When the tremors finally eased, he laughed softly and rested his forehead against mine. “I could get addicted to this.”

“What? Sex? I thought all werewolves were anyway.”

“Trust me, there’s sex, and then there’s sex.” He kissed me gently. “But it’s you, Grace, that’s addictive.”

“An addiction cannot be gained after only two nibbles,” I refuted, not wanting to give any credence to the tiny spark of hope that flared deep inside. The flare that dared to think this could be more than just another brief fling.

“I said you, Grace, not the sex.”

“You don’t know me well enough to get addicted.” I let my legs slide to the ground and pushed him back a little. “Coffee?”

“When are you going to learn that pushing me away only makes me more determined?” he asked, voice hinting at frustration though there was little enough to be seen in his expression. Perhaps that’s why I wasn’t willing to trust his words.

“I told you before, it’s self-preservation.”

“And I have never given you a reason to distrust me. Nor do I intend to.”

What could I say to that? That I didn’t trust the fact a werewolf could stay with one partner for more than a couple of days? That my heart wasn’t willing to give him the chance of proving me wrong, simply because I was afraid of him breaking it? How could I win what I wanted if I wasn’t willing to put anything more than my body on the line? That was a coward’s way, and up until now, I’d never been a coward.

I turned on the coffee machine and looked out the window as I reached for the coffee mugs.

And saw the thin, pale face that was almost the spitting image of the vampire we’d killed.

Felt the sudden thickening in the air, the charge of darkness and evil across my senses.

I barely had time to open my mouth and she was through that window and at me. She was thin and weedy and stinking of blood and sex and grief, and I knew I’d been right before, that it hadn’t been just one vampire who was killing the boys, but two. They were twins of darkness, one a blood vampire, the other an energy vamp.

She hit me in a rush, pushing me back and down. The back of my head cracked against the floorboards and the shock of it left me gasping for air. The vamp snarled, her breath fetid as it washed across my face. I looked up, saw fangs gleaming brightly in the pale kitchen light, saw them slash down toward my neck. I shoved my arms between us, felt her teeth slice into skin. Not to feed, but to mutilate, and maim, and kill. She twisted her head, dragging her teeth through muscle and flesh, slicing through both as cleanly as a knife through butter. Pain rolled through me, and I screamed. She sucked in the sound and an excited gleam flared in the dead, dark depths of her eyes.

This one was the energy vamp, not the other.

And then she was gone, thrown across the room like so much rubbish, and Ethan was hauling me up, thrusting me behind him.

“We have no weapons,” I gasped, cradling my wounded arm. Blood dripped between my fingertips, dropping to the floor, filling the room with its sweet metallic scent.

“Run for the car,” he said, “I’ll keep it occupied.”
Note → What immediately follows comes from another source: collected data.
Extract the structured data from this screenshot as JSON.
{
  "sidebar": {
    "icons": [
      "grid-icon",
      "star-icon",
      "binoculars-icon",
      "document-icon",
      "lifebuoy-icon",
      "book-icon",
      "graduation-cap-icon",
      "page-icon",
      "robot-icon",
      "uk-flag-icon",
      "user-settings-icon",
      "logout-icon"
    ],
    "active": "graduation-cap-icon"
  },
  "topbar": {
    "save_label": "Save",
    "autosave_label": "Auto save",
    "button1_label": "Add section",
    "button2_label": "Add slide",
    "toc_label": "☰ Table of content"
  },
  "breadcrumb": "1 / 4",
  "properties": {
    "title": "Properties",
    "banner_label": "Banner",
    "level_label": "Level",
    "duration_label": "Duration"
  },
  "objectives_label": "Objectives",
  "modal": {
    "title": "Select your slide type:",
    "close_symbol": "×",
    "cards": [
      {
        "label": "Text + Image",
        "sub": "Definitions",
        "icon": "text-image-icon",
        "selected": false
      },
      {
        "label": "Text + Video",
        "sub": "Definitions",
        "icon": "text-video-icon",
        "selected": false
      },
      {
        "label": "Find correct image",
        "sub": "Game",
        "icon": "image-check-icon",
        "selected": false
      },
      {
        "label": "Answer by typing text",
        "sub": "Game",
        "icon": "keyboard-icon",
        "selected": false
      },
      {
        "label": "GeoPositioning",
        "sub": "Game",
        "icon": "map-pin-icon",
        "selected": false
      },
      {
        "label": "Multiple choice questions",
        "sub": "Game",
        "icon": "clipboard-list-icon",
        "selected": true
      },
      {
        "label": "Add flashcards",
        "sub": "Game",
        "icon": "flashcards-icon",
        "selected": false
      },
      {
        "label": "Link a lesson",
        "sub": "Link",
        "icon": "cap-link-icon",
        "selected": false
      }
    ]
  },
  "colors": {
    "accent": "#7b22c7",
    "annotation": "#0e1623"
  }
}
He lunged for the vampire, but it moved so fast it literally blurred, swinging and kicking in one fluid movement. Ethan dodged, sucking in his gut, somehow avoiding the blow and landing one of his own. The vamp staggered back, then caught her balance and threw a punch. It landed in Ethan’s side, so hard I heard bone snap. He grunted, but didn’t back away, hitting the vamp a second time, his fist smashing into the vamp’s face and mashing her nose back against his face. Blood spurted, and she snarled in fury.